Monday, Nov. 10, 1947

Wayward Pressman

When Abbott Joseph ("Joe") Liebling was six, he read in a New York newspaper that a heavyweight named Carl Morris was the White Hope to lick World Champion Jack Johnson. A couple of days later, a fighter named Jim Flynn licked the trunks off the White Hope. That was in 1911. Joe Liebling has mistrusted newspapers ever since.

Instead of making Liebling swear off the press, this mistrust made him a constant and critical newspaper reader. As he says: "When one cannot get the truth from any one paper (and I do not say that it is an easy thing, even with the best will in the world, for any one paper to tell all the truth), it is valuable to read two with opposite policies to get an idea of what is really happening." It also provides him with copy for a witty--and sometimes windy--department in the New Yorker called "The Wayward Press," a running commentary on the behavior of the daily (mainly Manhattan) newspapers. This week in The Wayward Pressman (Doubleday; $2.95), Liebling publishes a collection of his columns with enough autobiographical notes to establish his credentials.

Sandwich Man. As a war correspondent and writer for the New Yorker, Joe Liebling, a fat, friendly man who likes to listen while he works, proved himself one of the best U.S. reporters. Before that his career was often more down than up.

Dartmouth had kicked him out for cutting chapel too often. He later found that the Columbia School of Journalism "had all the intellectual status of a training school for future employees of the A. & P." The "colorless, odorless and tasteless" Times fired Liebling from its copydesk for identifying an unidentified basketball referee as "Ignoto" ("unknown" in Italian). He quit his next job on the Providence Journal when the publisher fired a reporter to make room for the son of a local bigshot. (Liebling dedicates his book "to the foundation of a school for publishers, failing which, no school of journalism can have meaning.")

He spent $22 to get a sandwich man to parade in front of the New York World with a sign reading HIRE JOE LIEBLING, but the city editor always went in & out the back way, and never saw it. Eventually Liebling landed a job on the World anyway, just before the paper folded. In the next four years he wrote more than 750 feature stories for the World-Telegram and New York Journal, made a mad miscellany of friends: curators of tropical fish, kept women, bail bondsmen, wrestlers' pressagents, horse dockers, female psychiatrists. The last thing he was told about the newspaper business before he left it was a Hearst executive's dictum: "The public is interested in just three things: blood, money and [sex]."
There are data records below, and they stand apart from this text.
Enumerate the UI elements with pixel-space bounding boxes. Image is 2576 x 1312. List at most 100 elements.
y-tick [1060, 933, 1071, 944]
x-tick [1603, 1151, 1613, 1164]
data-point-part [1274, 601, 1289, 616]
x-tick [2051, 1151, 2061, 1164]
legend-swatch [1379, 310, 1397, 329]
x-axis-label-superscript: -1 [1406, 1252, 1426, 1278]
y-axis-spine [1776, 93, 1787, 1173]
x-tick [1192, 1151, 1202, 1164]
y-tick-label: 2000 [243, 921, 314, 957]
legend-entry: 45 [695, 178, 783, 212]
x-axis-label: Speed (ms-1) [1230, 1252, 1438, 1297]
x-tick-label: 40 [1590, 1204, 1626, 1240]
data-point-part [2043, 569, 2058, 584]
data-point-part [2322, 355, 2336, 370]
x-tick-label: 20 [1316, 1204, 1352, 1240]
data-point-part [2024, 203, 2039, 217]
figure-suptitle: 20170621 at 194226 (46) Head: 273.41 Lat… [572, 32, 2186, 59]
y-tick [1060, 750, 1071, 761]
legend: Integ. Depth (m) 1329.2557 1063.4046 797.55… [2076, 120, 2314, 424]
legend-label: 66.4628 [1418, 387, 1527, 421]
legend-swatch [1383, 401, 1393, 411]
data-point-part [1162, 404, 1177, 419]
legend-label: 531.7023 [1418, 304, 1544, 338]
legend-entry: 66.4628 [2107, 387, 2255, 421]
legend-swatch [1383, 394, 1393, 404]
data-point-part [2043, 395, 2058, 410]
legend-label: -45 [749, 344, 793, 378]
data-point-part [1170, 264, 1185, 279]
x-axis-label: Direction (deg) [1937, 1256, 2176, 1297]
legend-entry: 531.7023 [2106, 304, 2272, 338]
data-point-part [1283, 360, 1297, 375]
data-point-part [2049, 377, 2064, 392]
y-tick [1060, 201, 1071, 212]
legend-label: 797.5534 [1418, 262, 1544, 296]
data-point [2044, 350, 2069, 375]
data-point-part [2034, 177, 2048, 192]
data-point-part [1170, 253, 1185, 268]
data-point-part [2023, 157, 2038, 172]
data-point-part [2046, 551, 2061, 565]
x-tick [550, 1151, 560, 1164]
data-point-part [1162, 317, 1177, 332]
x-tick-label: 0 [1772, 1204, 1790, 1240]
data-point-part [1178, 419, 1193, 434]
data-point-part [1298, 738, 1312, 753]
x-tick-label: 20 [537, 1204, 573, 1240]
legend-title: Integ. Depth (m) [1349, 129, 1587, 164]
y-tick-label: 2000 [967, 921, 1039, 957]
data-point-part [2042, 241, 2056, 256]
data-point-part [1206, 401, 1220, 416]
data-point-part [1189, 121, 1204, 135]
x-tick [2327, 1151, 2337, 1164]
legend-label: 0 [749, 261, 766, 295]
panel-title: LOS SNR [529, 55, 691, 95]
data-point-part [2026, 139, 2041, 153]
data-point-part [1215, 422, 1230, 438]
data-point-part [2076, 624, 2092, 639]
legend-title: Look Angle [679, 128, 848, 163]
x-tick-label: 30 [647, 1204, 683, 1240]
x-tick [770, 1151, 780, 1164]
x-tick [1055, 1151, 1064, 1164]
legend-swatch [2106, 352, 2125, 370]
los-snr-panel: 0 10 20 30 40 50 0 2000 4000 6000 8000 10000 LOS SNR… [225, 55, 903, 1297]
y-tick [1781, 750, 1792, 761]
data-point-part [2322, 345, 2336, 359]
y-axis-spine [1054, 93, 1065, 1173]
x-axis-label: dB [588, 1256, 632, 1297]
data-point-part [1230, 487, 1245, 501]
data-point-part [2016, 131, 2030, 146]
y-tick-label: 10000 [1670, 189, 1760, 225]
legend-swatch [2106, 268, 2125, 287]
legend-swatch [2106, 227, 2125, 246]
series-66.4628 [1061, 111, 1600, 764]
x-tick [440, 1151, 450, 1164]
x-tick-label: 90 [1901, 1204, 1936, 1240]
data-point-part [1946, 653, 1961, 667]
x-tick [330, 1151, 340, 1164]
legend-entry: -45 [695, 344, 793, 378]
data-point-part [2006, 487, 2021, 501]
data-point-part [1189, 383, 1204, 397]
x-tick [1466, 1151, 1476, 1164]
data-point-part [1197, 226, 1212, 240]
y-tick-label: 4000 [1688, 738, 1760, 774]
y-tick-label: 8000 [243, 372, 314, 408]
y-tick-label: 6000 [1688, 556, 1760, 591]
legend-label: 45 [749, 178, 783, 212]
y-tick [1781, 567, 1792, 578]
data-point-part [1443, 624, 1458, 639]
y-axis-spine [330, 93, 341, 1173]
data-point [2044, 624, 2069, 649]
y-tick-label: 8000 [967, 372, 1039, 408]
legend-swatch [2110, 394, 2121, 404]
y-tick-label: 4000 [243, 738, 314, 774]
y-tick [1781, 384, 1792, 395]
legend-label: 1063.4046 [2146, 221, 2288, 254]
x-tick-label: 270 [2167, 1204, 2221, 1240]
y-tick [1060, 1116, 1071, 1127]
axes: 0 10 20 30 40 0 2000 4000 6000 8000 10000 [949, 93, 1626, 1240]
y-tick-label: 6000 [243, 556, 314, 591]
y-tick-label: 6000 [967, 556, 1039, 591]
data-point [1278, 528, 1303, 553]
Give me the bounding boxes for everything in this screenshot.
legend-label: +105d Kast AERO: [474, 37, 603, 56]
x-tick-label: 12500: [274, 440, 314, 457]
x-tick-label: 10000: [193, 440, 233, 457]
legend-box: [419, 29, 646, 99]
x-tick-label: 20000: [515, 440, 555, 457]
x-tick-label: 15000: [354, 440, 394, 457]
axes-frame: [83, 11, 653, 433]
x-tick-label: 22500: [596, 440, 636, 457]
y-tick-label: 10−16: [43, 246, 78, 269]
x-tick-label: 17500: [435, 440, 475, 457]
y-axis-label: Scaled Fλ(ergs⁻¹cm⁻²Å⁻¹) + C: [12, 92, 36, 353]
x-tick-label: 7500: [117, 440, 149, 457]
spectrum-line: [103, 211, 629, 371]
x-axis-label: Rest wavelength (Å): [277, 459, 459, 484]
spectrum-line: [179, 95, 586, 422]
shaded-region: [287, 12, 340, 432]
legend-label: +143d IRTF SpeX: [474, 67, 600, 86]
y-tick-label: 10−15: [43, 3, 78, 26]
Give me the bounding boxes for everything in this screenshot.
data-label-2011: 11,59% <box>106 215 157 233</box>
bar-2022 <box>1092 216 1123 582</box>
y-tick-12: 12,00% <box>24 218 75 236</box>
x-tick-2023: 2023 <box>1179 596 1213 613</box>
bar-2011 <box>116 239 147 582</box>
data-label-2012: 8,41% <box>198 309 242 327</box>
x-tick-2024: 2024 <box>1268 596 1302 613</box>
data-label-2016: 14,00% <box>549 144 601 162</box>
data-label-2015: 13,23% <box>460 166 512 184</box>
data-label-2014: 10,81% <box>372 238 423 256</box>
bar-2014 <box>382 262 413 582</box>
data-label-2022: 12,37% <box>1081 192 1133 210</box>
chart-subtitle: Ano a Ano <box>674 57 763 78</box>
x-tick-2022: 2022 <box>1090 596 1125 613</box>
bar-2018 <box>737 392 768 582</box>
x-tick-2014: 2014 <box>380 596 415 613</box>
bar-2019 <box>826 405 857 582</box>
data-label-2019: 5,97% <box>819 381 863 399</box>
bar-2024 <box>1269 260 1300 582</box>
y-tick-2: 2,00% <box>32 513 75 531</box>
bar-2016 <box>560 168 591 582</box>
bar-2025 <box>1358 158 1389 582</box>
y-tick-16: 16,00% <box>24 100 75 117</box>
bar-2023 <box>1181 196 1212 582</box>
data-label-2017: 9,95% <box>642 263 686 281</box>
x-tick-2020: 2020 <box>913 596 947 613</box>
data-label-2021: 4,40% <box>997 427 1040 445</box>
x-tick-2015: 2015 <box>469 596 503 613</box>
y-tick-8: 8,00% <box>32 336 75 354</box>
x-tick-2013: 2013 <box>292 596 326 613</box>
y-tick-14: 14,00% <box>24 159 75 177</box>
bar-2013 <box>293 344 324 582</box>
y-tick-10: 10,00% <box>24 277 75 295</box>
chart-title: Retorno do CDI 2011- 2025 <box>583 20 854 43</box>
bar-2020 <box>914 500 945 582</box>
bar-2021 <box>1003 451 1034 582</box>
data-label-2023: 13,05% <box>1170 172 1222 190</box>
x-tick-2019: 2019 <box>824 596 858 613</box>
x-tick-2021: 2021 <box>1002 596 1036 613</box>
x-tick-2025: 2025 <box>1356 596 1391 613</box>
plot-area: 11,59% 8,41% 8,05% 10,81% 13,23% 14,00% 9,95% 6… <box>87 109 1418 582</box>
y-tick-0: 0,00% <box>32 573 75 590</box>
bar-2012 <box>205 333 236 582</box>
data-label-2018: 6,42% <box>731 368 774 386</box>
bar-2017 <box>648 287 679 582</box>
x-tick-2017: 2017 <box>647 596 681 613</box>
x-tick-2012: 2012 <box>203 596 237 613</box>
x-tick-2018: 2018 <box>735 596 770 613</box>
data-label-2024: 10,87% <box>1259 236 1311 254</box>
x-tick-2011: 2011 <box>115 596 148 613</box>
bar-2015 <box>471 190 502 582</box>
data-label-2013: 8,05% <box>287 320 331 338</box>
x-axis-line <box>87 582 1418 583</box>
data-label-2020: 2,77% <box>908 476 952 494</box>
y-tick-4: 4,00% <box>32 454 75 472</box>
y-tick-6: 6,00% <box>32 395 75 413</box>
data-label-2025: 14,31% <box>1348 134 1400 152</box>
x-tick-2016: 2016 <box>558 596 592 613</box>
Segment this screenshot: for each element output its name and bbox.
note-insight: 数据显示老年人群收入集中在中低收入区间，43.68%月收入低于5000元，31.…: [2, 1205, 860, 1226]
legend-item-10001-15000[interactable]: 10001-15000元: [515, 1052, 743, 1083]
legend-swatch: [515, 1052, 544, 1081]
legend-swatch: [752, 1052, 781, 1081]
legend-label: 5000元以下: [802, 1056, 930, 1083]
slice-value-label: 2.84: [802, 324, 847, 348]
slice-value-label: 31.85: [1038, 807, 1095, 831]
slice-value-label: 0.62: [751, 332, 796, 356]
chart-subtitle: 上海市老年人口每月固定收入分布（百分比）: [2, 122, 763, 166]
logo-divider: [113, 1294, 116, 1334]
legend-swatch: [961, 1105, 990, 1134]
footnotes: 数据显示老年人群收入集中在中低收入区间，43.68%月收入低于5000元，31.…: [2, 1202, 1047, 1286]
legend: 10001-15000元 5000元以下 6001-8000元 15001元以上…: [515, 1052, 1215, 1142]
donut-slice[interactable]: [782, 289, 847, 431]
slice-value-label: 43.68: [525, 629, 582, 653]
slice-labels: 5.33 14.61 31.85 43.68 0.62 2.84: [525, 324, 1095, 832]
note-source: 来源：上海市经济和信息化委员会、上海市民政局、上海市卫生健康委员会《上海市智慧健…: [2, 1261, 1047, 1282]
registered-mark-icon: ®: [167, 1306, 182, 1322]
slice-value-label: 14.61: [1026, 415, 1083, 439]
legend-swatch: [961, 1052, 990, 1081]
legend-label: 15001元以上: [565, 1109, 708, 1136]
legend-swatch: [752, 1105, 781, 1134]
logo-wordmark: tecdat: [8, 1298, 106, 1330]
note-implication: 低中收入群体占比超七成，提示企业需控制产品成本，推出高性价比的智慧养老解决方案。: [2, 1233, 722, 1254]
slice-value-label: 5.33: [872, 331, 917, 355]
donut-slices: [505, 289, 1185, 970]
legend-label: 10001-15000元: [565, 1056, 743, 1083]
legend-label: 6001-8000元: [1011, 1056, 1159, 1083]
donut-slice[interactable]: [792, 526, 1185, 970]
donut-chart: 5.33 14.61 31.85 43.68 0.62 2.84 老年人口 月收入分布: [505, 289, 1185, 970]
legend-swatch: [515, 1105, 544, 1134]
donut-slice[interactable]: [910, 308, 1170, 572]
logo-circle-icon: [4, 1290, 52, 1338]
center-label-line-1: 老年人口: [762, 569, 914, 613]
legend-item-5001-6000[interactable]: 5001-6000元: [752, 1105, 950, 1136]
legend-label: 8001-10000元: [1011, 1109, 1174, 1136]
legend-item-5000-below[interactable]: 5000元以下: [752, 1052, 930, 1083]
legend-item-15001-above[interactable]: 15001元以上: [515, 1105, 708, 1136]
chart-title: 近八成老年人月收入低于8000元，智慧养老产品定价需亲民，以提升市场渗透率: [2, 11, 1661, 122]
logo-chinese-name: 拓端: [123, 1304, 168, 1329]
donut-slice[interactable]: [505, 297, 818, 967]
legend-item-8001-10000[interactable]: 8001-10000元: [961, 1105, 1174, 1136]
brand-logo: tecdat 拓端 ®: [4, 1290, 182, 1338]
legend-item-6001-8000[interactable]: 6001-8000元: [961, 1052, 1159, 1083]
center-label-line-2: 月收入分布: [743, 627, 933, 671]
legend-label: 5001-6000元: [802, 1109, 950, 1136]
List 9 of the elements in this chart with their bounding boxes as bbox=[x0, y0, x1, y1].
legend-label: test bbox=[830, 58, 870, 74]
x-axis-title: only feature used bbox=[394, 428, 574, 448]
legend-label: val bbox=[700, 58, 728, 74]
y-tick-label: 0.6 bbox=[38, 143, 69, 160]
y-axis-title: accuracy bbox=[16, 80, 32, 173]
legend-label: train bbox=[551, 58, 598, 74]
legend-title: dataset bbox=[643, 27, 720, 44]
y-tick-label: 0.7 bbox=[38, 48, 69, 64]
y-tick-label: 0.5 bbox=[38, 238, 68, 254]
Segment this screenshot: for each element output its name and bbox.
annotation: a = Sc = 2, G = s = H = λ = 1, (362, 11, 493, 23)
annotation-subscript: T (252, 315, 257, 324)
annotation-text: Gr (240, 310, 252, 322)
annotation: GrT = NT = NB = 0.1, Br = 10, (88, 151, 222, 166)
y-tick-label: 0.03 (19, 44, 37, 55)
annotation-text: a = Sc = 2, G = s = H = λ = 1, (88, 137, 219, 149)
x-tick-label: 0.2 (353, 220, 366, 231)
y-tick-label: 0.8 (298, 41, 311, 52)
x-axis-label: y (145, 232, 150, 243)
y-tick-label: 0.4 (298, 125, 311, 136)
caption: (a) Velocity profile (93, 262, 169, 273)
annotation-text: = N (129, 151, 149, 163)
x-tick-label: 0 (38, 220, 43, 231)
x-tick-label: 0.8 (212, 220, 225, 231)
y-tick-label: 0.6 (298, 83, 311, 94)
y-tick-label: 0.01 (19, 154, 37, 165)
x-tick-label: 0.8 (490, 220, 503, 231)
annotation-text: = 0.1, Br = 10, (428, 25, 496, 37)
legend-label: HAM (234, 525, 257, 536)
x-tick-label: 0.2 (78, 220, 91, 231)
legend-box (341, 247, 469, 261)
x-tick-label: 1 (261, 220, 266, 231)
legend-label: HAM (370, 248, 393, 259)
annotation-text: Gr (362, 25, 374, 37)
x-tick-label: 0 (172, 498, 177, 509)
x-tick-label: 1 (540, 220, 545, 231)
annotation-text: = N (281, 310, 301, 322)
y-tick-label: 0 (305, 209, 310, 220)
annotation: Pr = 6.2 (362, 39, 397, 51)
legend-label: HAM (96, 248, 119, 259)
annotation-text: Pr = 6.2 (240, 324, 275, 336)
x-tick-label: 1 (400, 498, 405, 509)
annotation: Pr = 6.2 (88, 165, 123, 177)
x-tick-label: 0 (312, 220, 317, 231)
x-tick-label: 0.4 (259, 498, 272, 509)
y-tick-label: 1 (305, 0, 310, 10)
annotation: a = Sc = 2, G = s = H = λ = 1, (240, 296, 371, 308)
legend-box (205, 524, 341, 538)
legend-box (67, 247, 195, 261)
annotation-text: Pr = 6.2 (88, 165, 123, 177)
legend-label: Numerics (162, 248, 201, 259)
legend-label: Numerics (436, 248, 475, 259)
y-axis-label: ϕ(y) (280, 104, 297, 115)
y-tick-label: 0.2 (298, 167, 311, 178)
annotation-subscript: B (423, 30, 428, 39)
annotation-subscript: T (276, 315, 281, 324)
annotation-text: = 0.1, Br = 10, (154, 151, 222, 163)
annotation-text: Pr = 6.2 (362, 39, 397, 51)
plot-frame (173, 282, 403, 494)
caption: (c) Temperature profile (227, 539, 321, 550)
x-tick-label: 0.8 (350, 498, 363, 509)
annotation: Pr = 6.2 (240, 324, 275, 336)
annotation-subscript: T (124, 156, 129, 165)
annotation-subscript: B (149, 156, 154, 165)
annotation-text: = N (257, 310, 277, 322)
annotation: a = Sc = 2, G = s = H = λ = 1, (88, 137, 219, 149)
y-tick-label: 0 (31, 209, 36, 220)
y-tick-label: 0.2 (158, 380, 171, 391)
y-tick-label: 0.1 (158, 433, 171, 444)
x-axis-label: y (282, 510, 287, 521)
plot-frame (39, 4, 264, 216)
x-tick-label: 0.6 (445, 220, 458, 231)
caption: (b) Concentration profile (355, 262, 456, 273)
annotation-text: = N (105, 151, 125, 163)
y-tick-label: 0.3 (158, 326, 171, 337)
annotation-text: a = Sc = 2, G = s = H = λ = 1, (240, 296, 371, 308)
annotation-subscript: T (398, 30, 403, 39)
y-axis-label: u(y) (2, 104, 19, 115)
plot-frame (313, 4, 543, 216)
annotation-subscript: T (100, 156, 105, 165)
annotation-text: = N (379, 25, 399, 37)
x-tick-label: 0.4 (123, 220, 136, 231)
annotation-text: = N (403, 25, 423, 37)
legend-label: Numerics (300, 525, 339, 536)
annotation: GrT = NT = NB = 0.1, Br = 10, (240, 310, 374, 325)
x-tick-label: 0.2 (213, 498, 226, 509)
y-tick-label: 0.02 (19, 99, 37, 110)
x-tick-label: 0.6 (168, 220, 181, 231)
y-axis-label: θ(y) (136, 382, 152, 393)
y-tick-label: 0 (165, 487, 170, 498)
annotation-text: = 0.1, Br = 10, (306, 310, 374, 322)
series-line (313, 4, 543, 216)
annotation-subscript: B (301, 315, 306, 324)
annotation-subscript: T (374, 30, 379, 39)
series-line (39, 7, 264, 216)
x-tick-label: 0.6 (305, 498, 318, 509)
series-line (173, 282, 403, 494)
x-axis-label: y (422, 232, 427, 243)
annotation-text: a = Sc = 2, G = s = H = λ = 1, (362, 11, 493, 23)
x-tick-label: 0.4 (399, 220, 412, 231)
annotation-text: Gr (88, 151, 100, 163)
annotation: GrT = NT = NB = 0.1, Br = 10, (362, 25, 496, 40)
Critic's Teeth. Liebling has decided prejudices of his own. "The Sun" he says, "is a suburban paper published "on the island of Manhattan . . . as perfectly preserved as the corpse of Lenin." Liebling's impression of Pundit Walter Lippmann: "Nowtherefore and whereas and ahem." PM's Max Lerner writes editorials "like an elephant treading the dead body of a mouse into the floor of its cage." Liebling often rags the Chicago Tribune and Bertie McCormick, but wonders if it "isn't like punching the heavy bag. The Colonel is in the direct line of Dickens' Colonel Diver of the Rowdy Journal and of Elijah Pogram, who 'Defied the world, sir--defied the world in general to compete with our country upon any hook; and devellop'd our resources for making war upon the universal airth.' "

Liebling views with alarm the trend toward fewer newspapers and their control by "a group of wealthy individuals who share the same point of view." He thinks publishers have no right to be publishers simply because they inherited papers. Writes Liebling: "Try to imagine the future of medicine, law or pedagogy if their absolute control were vested in the legal heirs of men who had bought practices in 1890--even when the heirs lacked any special training."

He doubts the complete freedom of the U.S. press, points out that it takes $10 million to start a newspaper in a big city and $1 million in a middle-sized city. Reporter Liebling's solutions (which all call for big money, too): 1) newspapers backed by labor unions, citizens' groups and political parties, 2) endowed newspapers, "devoted to pursuit of daily truth as Dartmouth is to that of knowledge." Liebling thinks an increasing number of readers share his mistrust of newspapers. Says he: "There is less a disposition to accept what they say than to try to estimate the probable truth . . . like aiming a rifle [with] a deviation to the right."